¹ Institute of Astronomy, Russian Academy of Sciences, Pyatnitskaya 48, 119017 Moscow, Russia
² Goethe University Frankfurt, Institute for Applied Physics (IAP), Max-von-Laue-Str. 12, 60438 Frankfurt am Main, Germany
³ Heidelberger Institut für Theoretische Studien, Schloss-Wolfsbrunnenweg 35, 69118 Heidelberg, Germany
⁴ INAF, Osservatorio Astronomico di Trieste, via Tiepolo 11, 34143 Trieste, Italy
⁵ INFN, Sezione di Trieste, via Valerio 2, 34134 Trieste, Italy
⁶ Dipartimento di Fisica, Sezione di Astronomia, Università di Trieste, Via G. B. Tiepolo 11, 34143 Trieste, Italy
⁷ LIRA, Observatoire de Paris, Université PSL, Sorbonne Université, Université Paris Cité, CY Cergy Paris Université, CNRS, 92190 Meudon, France
⁸ Zentrum für Astronomie der Universität Heidelberg, Astronomisches Rechen-Institut, Mönchhofstr. 12, 69120 Heidelberg, Germany
⁹ Department of Astronomy, University of Geneva, Chemin Pegasi 51, 1290 Versoix, Switzerland

^★★ Corresponding author: sitamih@gmail.com

Received: 8 April 2025
Accepted: 5 June 2025

Abstract

Aims. We determine the contributions of the rapid (r) and slow (s) neutron capture processes to the Ba isotope mixture, along with Ba, Eu, and Sr NLTE abundances, in a sample of very metal-poor stars. The selected stars formed before the contribution from the main s-process in low- and intermediate-mass stars became significant. Some of our sample stars are enhanced in Sr, with [Sr/Ba] reaching up to 0.7. These stars gained their high Sr abundance from a poorly understood process, sometimes referred to in the literature as a light element primary process, which may appear to be a weak s-process or a weak r-process. Our aim is to uncover the nature of this additional Sr source.

Methods. The abundances derived from the resonance Ba II 4554 and 4934 Å lines are influenced by the adopted Ba isotope mixture.

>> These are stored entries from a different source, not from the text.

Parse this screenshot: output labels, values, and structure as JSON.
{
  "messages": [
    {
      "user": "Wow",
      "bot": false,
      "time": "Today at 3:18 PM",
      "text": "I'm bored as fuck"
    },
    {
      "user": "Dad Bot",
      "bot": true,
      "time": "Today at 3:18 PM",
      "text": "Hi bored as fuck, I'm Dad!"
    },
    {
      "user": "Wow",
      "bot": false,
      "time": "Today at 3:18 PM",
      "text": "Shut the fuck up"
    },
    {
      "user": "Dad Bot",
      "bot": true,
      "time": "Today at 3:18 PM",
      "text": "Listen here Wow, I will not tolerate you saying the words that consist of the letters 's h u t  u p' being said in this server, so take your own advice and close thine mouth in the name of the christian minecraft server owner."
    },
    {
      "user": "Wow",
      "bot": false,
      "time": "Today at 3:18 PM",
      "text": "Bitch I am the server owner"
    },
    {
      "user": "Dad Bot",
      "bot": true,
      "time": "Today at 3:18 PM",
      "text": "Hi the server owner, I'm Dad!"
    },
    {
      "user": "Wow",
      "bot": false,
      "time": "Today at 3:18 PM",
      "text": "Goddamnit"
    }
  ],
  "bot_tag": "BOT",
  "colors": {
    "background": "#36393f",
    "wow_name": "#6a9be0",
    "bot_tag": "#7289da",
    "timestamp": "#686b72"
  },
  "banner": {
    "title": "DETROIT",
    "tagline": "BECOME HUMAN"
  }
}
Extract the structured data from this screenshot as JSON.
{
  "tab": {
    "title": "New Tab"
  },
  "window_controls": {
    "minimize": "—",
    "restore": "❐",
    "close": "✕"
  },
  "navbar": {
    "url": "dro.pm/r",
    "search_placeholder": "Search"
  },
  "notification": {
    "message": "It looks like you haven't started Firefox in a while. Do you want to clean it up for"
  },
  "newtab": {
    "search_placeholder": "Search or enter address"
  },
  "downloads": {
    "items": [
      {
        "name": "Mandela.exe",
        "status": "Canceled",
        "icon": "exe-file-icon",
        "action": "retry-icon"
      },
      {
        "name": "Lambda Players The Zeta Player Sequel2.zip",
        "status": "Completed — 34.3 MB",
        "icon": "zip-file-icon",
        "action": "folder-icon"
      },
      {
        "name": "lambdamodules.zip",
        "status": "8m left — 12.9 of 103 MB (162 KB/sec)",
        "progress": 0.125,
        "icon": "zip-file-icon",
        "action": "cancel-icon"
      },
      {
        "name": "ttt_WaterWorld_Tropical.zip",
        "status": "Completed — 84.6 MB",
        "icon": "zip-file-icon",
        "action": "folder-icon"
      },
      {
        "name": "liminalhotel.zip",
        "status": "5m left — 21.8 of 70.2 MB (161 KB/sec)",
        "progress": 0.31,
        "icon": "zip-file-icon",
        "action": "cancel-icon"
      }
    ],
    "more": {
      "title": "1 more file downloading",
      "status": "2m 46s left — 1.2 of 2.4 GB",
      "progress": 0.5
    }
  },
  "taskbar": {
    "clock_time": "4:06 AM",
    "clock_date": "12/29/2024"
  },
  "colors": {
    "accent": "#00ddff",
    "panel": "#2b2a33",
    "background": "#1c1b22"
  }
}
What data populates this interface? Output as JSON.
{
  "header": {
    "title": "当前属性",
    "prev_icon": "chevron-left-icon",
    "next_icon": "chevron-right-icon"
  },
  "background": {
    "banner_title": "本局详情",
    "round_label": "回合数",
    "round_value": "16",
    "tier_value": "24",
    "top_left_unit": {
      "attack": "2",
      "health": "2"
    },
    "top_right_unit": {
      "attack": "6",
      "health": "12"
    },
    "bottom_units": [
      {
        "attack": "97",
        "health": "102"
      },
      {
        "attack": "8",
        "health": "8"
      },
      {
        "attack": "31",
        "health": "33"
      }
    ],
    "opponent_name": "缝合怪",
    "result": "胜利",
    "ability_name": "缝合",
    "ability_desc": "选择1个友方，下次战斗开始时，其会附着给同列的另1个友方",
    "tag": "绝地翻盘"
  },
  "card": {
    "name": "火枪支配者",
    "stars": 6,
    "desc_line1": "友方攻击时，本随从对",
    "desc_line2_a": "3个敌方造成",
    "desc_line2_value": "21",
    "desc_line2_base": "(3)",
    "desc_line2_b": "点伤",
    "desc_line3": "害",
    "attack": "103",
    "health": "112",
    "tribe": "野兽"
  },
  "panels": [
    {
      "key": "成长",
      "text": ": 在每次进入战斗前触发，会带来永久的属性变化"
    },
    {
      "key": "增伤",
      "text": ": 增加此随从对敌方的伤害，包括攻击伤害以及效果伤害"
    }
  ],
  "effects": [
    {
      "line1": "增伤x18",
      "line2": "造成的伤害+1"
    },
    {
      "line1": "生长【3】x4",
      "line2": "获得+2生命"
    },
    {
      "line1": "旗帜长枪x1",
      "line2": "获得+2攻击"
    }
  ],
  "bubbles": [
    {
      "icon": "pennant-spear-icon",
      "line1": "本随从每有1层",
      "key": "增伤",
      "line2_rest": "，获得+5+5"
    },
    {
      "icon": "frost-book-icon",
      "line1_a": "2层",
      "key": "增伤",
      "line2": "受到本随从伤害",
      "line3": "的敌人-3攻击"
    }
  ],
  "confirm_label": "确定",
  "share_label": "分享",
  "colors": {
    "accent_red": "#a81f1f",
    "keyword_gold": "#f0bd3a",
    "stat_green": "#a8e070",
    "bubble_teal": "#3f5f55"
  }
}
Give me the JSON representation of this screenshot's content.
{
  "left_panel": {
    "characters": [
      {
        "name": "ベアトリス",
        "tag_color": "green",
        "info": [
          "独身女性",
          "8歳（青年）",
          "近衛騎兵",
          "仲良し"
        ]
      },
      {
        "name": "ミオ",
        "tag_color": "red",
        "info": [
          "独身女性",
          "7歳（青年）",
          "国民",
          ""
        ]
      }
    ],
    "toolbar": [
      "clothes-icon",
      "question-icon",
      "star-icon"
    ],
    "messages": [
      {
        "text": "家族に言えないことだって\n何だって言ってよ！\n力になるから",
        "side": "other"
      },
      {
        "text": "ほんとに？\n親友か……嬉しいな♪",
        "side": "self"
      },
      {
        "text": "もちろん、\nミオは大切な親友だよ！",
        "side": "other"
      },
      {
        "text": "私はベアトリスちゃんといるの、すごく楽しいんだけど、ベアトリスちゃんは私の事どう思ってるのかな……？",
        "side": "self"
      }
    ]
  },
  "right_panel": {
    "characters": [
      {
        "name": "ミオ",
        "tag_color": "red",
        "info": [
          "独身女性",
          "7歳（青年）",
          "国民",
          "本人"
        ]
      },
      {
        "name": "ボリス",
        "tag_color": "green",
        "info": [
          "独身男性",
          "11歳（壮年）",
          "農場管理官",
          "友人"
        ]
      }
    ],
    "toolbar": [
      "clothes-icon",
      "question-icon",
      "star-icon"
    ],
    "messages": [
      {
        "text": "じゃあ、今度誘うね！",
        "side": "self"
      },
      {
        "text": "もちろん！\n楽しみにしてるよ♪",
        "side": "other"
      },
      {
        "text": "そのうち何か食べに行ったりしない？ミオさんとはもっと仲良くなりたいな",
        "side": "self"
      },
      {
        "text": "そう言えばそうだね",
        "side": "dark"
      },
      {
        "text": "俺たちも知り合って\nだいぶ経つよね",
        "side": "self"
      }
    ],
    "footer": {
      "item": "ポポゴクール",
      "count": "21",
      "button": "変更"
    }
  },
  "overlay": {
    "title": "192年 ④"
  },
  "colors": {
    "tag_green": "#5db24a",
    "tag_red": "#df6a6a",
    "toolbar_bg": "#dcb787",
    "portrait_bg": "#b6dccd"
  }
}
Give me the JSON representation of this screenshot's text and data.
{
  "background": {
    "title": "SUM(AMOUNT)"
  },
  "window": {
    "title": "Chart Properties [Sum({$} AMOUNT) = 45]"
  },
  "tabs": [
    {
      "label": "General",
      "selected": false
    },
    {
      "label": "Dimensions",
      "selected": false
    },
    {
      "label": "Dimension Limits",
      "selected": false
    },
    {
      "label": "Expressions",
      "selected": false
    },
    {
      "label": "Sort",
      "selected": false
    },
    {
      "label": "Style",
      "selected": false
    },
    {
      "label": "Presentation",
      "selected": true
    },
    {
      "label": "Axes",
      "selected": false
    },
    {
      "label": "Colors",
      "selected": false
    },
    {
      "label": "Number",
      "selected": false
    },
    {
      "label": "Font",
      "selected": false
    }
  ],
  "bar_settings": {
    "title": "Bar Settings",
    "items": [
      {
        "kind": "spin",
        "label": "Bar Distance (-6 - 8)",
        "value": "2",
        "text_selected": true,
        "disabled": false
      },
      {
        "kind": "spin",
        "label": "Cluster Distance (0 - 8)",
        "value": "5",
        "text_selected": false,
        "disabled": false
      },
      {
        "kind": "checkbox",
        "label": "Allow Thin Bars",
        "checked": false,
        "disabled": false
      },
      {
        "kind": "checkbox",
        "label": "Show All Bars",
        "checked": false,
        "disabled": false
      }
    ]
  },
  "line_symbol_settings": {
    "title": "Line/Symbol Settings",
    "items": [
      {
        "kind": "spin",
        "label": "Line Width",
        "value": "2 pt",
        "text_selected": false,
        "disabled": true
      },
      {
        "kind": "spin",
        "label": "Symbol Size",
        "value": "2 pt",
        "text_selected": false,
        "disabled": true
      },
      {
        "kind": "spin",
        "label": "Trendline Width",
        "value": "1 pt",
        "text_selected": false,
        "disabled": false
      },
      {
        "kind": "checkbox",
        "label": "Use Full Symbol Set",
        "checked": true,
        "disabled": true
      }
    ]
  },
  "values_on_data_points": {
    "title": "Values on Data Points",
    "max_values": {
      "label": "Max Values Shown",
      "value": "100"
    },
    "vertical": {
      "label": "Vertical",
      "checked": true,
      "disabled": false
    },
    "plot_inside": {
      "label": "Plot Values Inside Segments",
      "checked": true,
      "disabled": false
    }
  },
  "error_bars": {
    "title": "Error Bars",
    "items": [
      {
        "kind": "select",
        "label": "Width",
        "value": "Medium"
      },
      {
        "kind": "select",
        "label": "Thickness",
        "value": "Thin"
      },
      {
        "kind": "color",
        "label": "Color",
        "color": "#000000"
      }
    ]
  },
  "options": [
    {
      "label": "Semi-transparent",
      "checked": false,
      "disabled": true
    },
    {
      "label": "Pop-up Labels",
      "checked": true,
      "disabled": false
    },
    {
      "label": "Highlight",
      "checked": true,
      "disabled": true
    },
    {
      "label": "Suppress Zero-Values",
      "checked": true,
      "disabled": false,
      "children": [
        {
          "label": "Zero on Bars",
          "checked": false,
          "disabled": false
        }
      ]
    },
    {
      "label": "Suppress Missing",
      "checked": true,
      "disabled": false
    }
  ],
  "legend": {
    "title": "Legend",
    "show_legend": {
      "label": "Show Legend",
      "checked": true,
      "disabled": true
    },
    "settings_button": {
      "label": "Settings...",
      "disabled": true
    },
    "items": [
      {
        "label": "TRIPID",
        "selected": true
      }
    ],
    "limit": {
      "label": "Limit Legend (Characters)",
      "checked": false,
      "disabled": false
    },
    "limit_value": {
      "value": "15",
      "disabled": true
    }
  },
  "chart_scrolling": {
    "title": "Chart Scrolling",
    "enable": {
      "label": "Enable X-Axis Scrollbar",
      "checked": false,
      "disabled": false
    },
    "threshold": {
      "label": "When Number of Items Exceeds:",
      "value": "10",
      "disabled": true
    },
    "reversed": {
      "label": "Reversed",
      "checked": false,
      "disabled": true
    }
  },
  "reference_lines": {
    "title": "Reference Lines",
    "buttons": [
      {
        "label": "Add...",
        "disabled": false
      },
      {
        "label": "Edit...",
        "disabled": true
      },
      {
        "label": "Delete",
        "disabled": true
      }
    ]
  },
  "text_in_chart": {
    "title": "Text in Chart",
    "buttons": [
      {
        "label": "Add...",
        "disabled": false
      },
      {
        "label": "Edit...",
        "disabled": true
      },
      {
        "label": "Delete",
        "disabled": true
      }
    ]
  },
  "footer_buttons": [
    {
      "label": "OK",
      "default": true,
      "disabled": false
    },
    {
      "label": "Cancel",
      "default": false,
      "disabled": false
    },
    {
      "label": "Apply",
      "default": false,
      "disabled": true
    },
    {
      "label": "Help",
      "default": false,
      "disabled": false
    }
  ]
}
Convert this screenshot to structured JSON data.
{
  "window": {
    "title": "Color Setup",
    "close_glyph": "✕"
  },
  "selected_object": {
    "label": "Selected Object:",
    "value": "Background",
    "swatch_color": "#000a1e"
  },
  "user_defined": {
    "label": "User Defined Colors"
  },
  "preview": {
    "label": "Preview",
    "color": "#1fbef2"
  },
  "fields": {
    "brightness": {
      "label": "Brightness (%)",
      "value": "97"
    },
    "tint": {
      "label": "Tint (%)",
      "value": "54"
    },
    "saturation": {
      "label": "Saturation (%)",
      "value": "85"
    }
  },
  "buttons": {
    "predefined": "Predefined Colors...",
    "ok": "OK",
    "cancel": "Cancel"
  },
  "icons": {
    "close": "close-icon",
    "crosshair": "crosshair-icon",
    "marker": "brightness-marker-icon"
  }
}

We computed Ba isotope mixtures corresponding to different r- to s-process contributions (pure r-process, 80%/20%, 50%/50% and 12%/88%, i.e. solar ratio) and determined the corresponding abundances from the Ba II resonance lines in each sample star. Additionally, we determined Ba abundances from weak subordinate Ba II lines, which are unaffected by the adopted Ba isotope mixture. We then compared the Ba abundances derived from the subordinate lines with those from the Ba II resonance lines.

Results. We find a higher s-process contribution to Ba isotopes in stars with greater [Sr/Eu] and [Sr/Ba] overabundances, suggesting that the additional Sr synthesis was due to the early s-process occurring in massive stars. Using Sr-enhanced stars, we estimate the [Sr/Ba] ratio produced by the early s-process and obtain [Sr/Ba]_earlyS = 1.1 ± 0.2. The derived value should be regarded as an upper limit, as we cannot definitively exclude the possibility of a contribution to Sr from the weak r-process, which produces Sr but not Ba. Regarding the potential synthesis of Sr and Ba in the i-process in massive stars, our results for Ba isotopes and element abundances argue that there was no detectable contribution from this process within the error bars in our sample stars.

Conclusions. In the early Galaxy, before significant main s-process enrichment, barium and strontium were produced primarily by the main r-process and the early s-process, which occurred in rapidly rotating massive stars.